Les Inuits sont dépendants de la chasse aux phoques pour se nourrir et pour obtenir un revenu en vendant des produits dérivés du phoque à l’Europe. Les manifestations européennes contre cette pratique ont donc été dévastatrices pour la culture et l’économie inuites. En 2007, alors que les campagnes et manifestations nuisent plus que jamais à cette communauté, l’avocate, militante et designer Aaju Peter fait le voyage du Nunavut aux Pays-Bas avec son fils Aggu pour défendre le mode de vie traditionnel de son peuple. Aaju Peter a par la suite figuré dans le documentaire Angry Inuk (2016) d’Alethea Arnaquq-Baril, avant de produire son propre documentaire, intitulé Deux fois colonisée, en collaboration avec la réalisatrice danoise Lin Alluna.
Deux fois se décoloniser
Pour conserver le mode de vie inuit et ses traditions, Aaju propose d’appliquer un processus de décolonisation. Ainsi, la conservation de la culture peut contribuer à protéger la santé mentale des membres de la communauté, qui récupèrent un sentiment d’identité. Pour ce faire, il faut selon elle commencer par modifier notre langage, plus précisément notre manière d’aborder les conséquences de la discrimination vécue par la nation inuite, en essayant plutôt de trouver des solutions pour en contrer les effets. À cette fin, le documentaire d’Aaju et de Lin se réapproprie l’histoire des Inuits. Pendant ces 90 minutes qui condensent sept années mouvementées, on suit Aaju dans ses réflexions, ses batailles juridiques avec les pays colonisateurs (le Danemark et le Canada) et ses voyages entre Iqaluit, le siège de l’ONU aux États-Unis, Copenhague, et Nanortalik (un village au Groenland où elle a passé une partie de son enfance). Les spectateurs sont surtout témoins de son deuil et de la résilience dont elle fait preuve après le suicide de son fils. L’engagement d’Aaju et ses défis personnels agissent comme une porte d’entrée pour comprendre les enjeux politiques, culturels et les traumatismes intergénérationnels qui affectent la communauté inuite entière, ainsi que les communautés autochtones du monde.
Commencer par la fin
« Je suis anéantie », dit Aaju à l’équipe de production alors qu’elle s’ouvre à propos du suicide de son fils. Cet événement traumatique l’a figée. Puis, après une longue période de deuil, elle s’est réveillée. Sa mission est devenue claire. « En acceptant ce qui s’est passé, je peux transformer le négatif en quelque chose d’extraordinaire », explique-t-elle. En six mois, Aaju a réparé son cœur et son âme afin de reprendre son travail avec plus d’ambition que jamais. Tout au long du documentaire, elle envoie un message qui peut donner de la force à tous : afin de rester « parmi les vivants », il faut se servir des épreuves que l’on traverse pour mieux se propulser dans sa mission, peu importe ce qu’elle est.

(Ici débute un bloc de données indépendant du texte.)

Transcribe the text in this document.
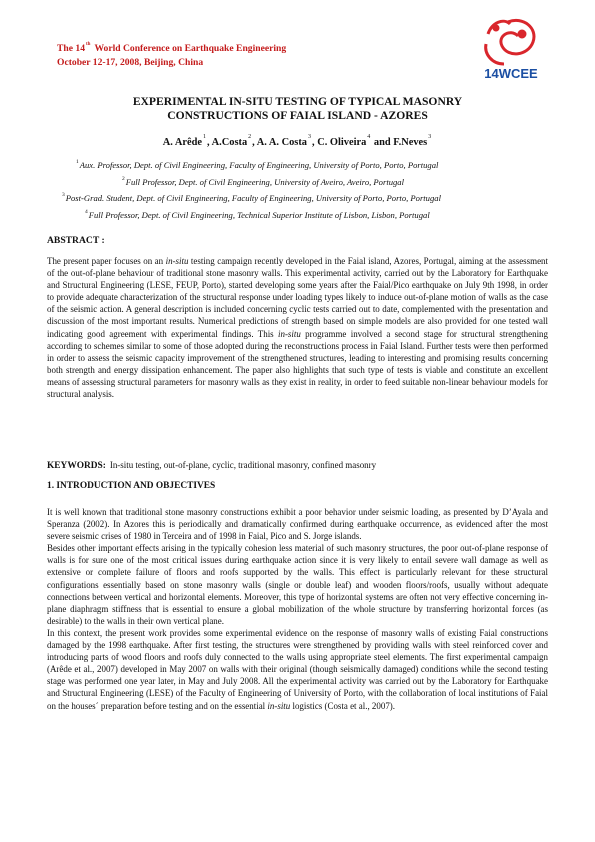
The 14th World Conference on Earthquake Engineering
October 12-17, 2008, Beijing, China
14WCEE
EXPERIMENTAL IN-SITU TESTING OF TYPICAL MASONRY
CONSTRUCTIONS OF FAIAL ISLAND - AZORES
A. Arêde$^1$, A.Costa$^2$, A. A. Costa$^3$, C. Oliveira$^4$ and F.Neves$^3$

$^1$Aux. Professor, Dept. of Civil Engineering, Faculty of Engineering, University of Porto, Porto, Portugal

$^2$Full Professor, Dept. of Civil Engineering, University of Aveiro, Aveiro, Portugal

$^3$Post-Grad. Student, Dept. of Civil Engineering, Faculty of Engineering, University of Porto, Porto, Portugal

$^4$Full Professor, Dept. of Civil Engineering, Technical Superior Institute of Lisbon, Lisbon, Portugal

ABSTRACT :
The present paper focuses on an in-situ testing campaign recently developed in the Faial island, Azores, Portugal, aiming at the assessment of the out-of-plane behaviour of traditional stone masonry walls. This experimental activity, carried out by the Laboratory for Earthquake and Structural Engineering (LESE, FEUP, Porto), started developing some years after the Faial/Pico earthquake on July 9th 1998, in order to provide adequate characterization of the structural response under loading types likely to induce out-of-plane motion of walls as the case of the seismic action. A general description is included concerning cyclic tests carried out to date, complemented with the presentation and discussion of the most important results. Numerical predictions of strength based on simple models are also provided for one tested wall indicating good agreement with experimental findings. This in-situ programme involved a second stage for structural strengthening according to schemes similar to some of those adopted during the reconstructions process in Faial Island. Further tests were then performed in order to assess the seismic capacity improvement of the strengthened structures, leading to interesting and promising results concerning both strength and energy dissipation enhancement. The paper also highlights that such type of tests is viable and constitute an excellent means of assessing structural parameters for masonry walls as they exist in reality, in order to feed suitable non-linear behaviour models for structural analysis.
KEYWORDS: In-situ testing, out-of-plane, cyclic, traditional masonry, confined masonry
1. INTRODUCTION AND OBJECTIVES

It is well known that traditional stone masonry constructions exhibit a poor behavior under seismic loading, as presented by D’Ayala and Speranza (2002). In Azores this is periodically and dramatically confirmed during earthquake occurrence, as evidenced after the most severe seismic crises of 1980 in Terceira and of 1998 in Faial, Pico and S. Jorge islands.

Besides other important effects arising in the typically cohesion less material of such masonry structures, the poor out-of-plane response of walls is for sure one of the most critical issues during earthquake action since it is very likely to entail severe wall damage as well as extensive or complete failure of floors and roofs supported by the walls. This effect is particularly relevant for these structural configurations essentially based on stone masonry walls (single or double leaf) and wooden floors/roofs, usually without adequate connections between vertical and horizontal elements. Moreover, this type of horizontal systems are often not very effective concerning in-plane diaphragm stiffness that is essential to ensure a global mobilization of the whole structure by transferring horizontal forces (as desirable) to the walls in their own vertical plane.

In this context, the present work provides some experimental evidence on the response of masonry walls of existing Faial constructions damaged by the 1998 earthquake. After first testing, the structures were strengthened by providing walls with steel reinforced cover and introducing parts of wood floors and roofs duly connected to the walls using appropriate steel elements. The first experimental campaign (Arêde et al., 2007) developed in May 2007 on walls with their original (though seismically damaged) conditions while the second testing stage was performed one year later, in May and July 2008. All the experimental activity was carried out by the Laboratory for Earthquake and Structural Engineering (LESE) of the Faculty of Engineering of University of Porto, with the collaboration of local institutions of Faial on the houses´ preparation before testing and on the essential in-situ logistics (Costa et al., 2007).
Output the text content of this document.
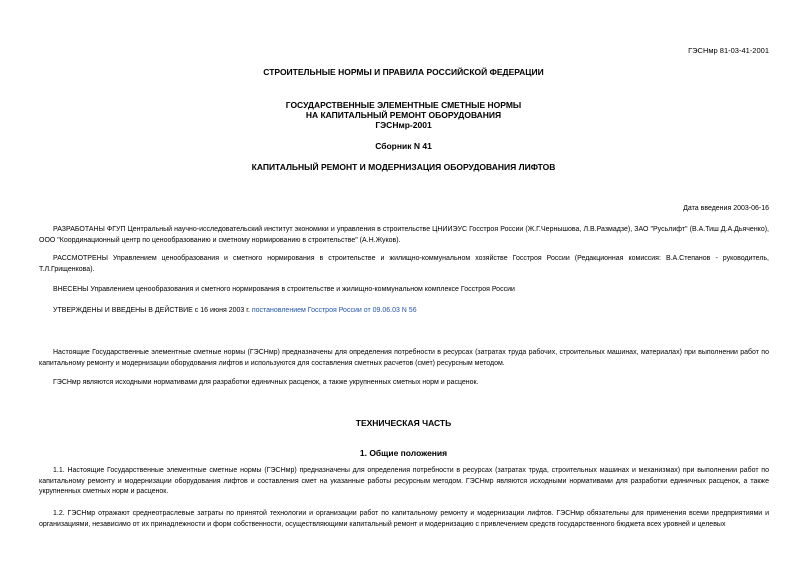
ГЭСНмр 81-03-41-2001
СТРОИТЕЛЬНЫЕ НОРМЫ И ПРАВИЛА РОССИЙСКОЙ ФЕДЕРАЦИИ
ГОСУДАРСТВЕННЫЕ ЭЛЕМЕНТНЫЕ СМЕТНЫЕ НОРМЫ
НА КАПИТАЛЬНЫЙ РЕМОНТ ОБОРУДОВАНИЯ
ГЭСНмр-2001
Сборник N 41
КАПИТАЛЬНЫЙ РЕМОНТ И МОДЕРНИЗАЦИЯ ОБОРУДОВАНИЯ ЛИФТОВ
Дата введения 2003-06-16
РАЗРАБОТАНЫ ФГУП Центральный научно-исследовательский институт экономики и управления в строительстве ЦНИИЭУС Госстроя России (Ж.Г.Чернышова, Л.В.Размадзе), ЗАО "Русьлифт" (В.А.Тиш Д.А.Дьяченко), ООО "Координационный центр по ценообразованию и сметному нормированию в строительстве" (А.Н.Жуков).
РАССМОТРЕНЫ Управлением ценообразования и сметного нормирования в строительстве и жилищно-коммунальном хозяйстве Госстроя России (Редакционная комиссия: В.А.Степанов - руководитель, Т.Л.Грищенкова).
ВНЕСЕНЫ Управлением ценообразования и сметного нормирования в строительстве и жилищно-коммунальном комплексе Госстроя России
УТВЕРЖДЕНЫ И ВВЕДЕНЫ В ДЕЙСТВИЕ с 16 июня 2003 г. постановлением Госстроя России от 09.06.03 N 56
Настоящие Государственные элементные сметные нормы (ГЭСНмр) предназначены для определения потребности в ресурсах (затратах труда рабочих, строительных машинах, материалах) при выполнении работ по капитальному ремонту и модернизации оборудования лифтов и используются для составления сметных расчетов (смет) ресурсным методом.
ГЭСНмр являются исходными нормативами для разработки единичных расценок, а также укрупненных сметных норм и расценок.
ТЕХНИЧЕСКАЯ ЧАСТЬ
1. Общие положения
1.1. Настоящие Государственные элементные сметные нормы (ГЭСНмр) предназначены для определения потребности в ресурсах (затратах труда, строительных машинах и механизмах) при выполнении работ по капитальному ремонту и модернизации оборудования лифтов и составления смет на указанные работы ресурсным методом. ГЭСНмр являются исходными нормативами для разработки единичных расценок, а также укрупненных сметных норм и расценок.
1.2. ГЭСНмр отражают среднеотраслевые затраты по принятой технологии и организации работ по капитальному ремонту и модернизации лифтов. ГЭСНмр обязательны для применения всеми предприятиями и организациями, независимо от их принадлежности и форм собственности, осуществляющими капитальный ремонт и модернизацию с привлечением средств государственного бюджета всех уровней и целевых
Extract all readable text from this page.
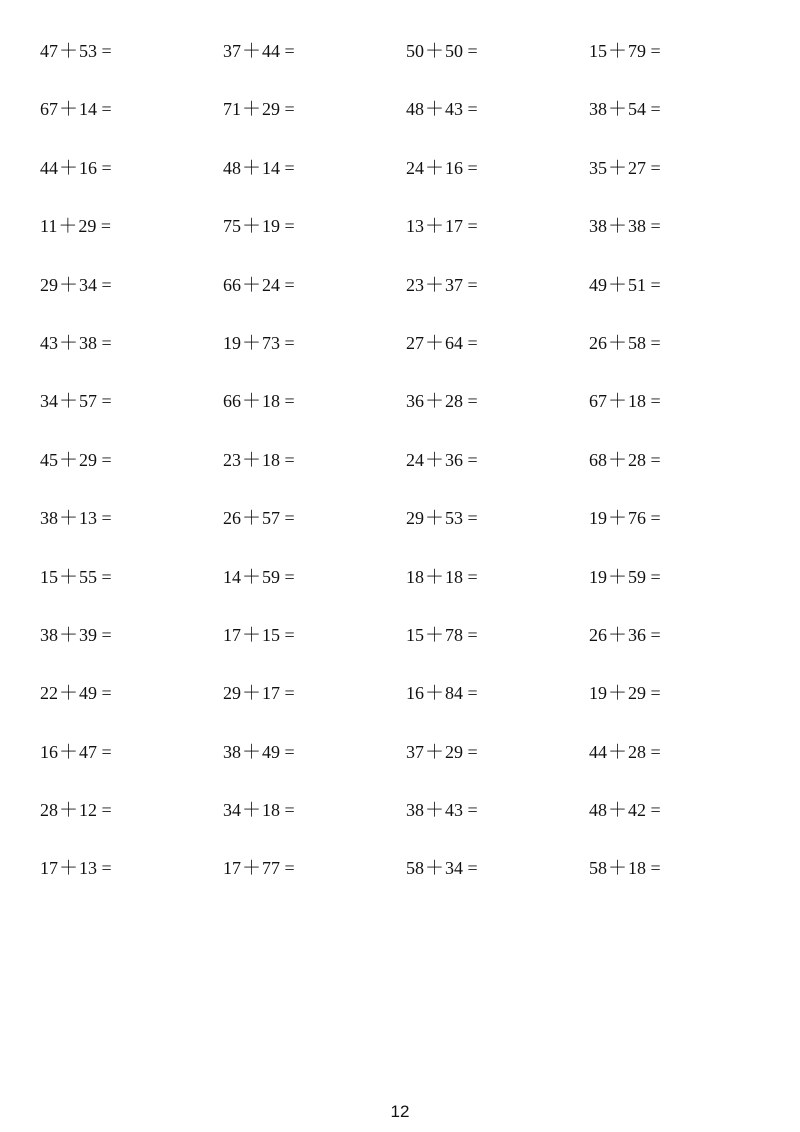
47＋53 =	37＋44 =	50＋50 =	15＋79 =
67＋14 =	71＋29 =	48＋43 =	38＋54 =
44＋16 =	48＋14 =	24＋16 =	35＋27 =
11＋29 =	75＋19 =	13＋17 =	38＋38 =
29＋34 =	66＋24 =	23＋37 =	49＋51 =
43＋38 =	19＋73 =	27＋64 =	26＋58 =
34＋57 =	66＋18 =	36＋28 =	67＋18 =
45＋29 =	23＋18 =	24＋36 =	68＋28 =
38＋13 =	26＋57 =	29＋53 =	19＋76 =
15＋55 =	14＋59 =	18＋18 =	19＋59 =
38＋39 =	17＋15 =	15＋78 =	26＋36 =
22＋49 =	29＋17 =	16＋84 =	19＋29 =
16＋47 =	38＋49 =	37＋29 =	44＋28 =
28＋12 =	34＋18 =	38＋43 =	48＋42 =
17＋13 =	17＋77 =	58＋34 =	58＋18 =
12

Une réalisation engageante
Le documentaire offre une perspective intime de la vie d’Aaju. Les scènes de joie, de danse, de chant ou de rires sont souvent suivies directement de scènes plus sombres et douloureuses. Ce contraste met en lumière les hauts et les bas qu’Aaju ressent lors de sa lutte engagée pour les droits des communautés autochtones et pendant le deuil de son fils Aggu. Grâce à des plans chargés d’émotions et des montages vidéos représentant la jeunesse d’Aaju, qui permettent une proximité sans intrusivité, le spectateur est amené à s’attacher à la narratrice et à mieux comprendre sa cause. La musique traditionnelle inuit, avec ses tambours et ses chants de gorge, accompagne les images, et permet au spectateur de concevoir l’importance et l’ampleur du défi d’Aaju, soit conserver et faire valoir la culture inuite.
« Afin de rester “parmi les vivants”, il faut se servir des épreuves que l’on traverse pour mieux se propulser dans sa mission, peu importe ce qu’elle est »
Vers la fin du documentaire, on voit Aaju qui met la touche finale au premier brouillon de sa rédaction. En sous-titre à Deux fois colonisée, elle ajoute : Est-il possible de changer le monde et de panser ses blessures en même temps ? C’est la question centrale du documentaire, à laquelle je pense que dans le cas d’Aaju, on peut répondre « oui », même si décoloniser les manières de penser et guérir sont deux procédés qui s’étendent dans le temps, sans aboutissement définitif.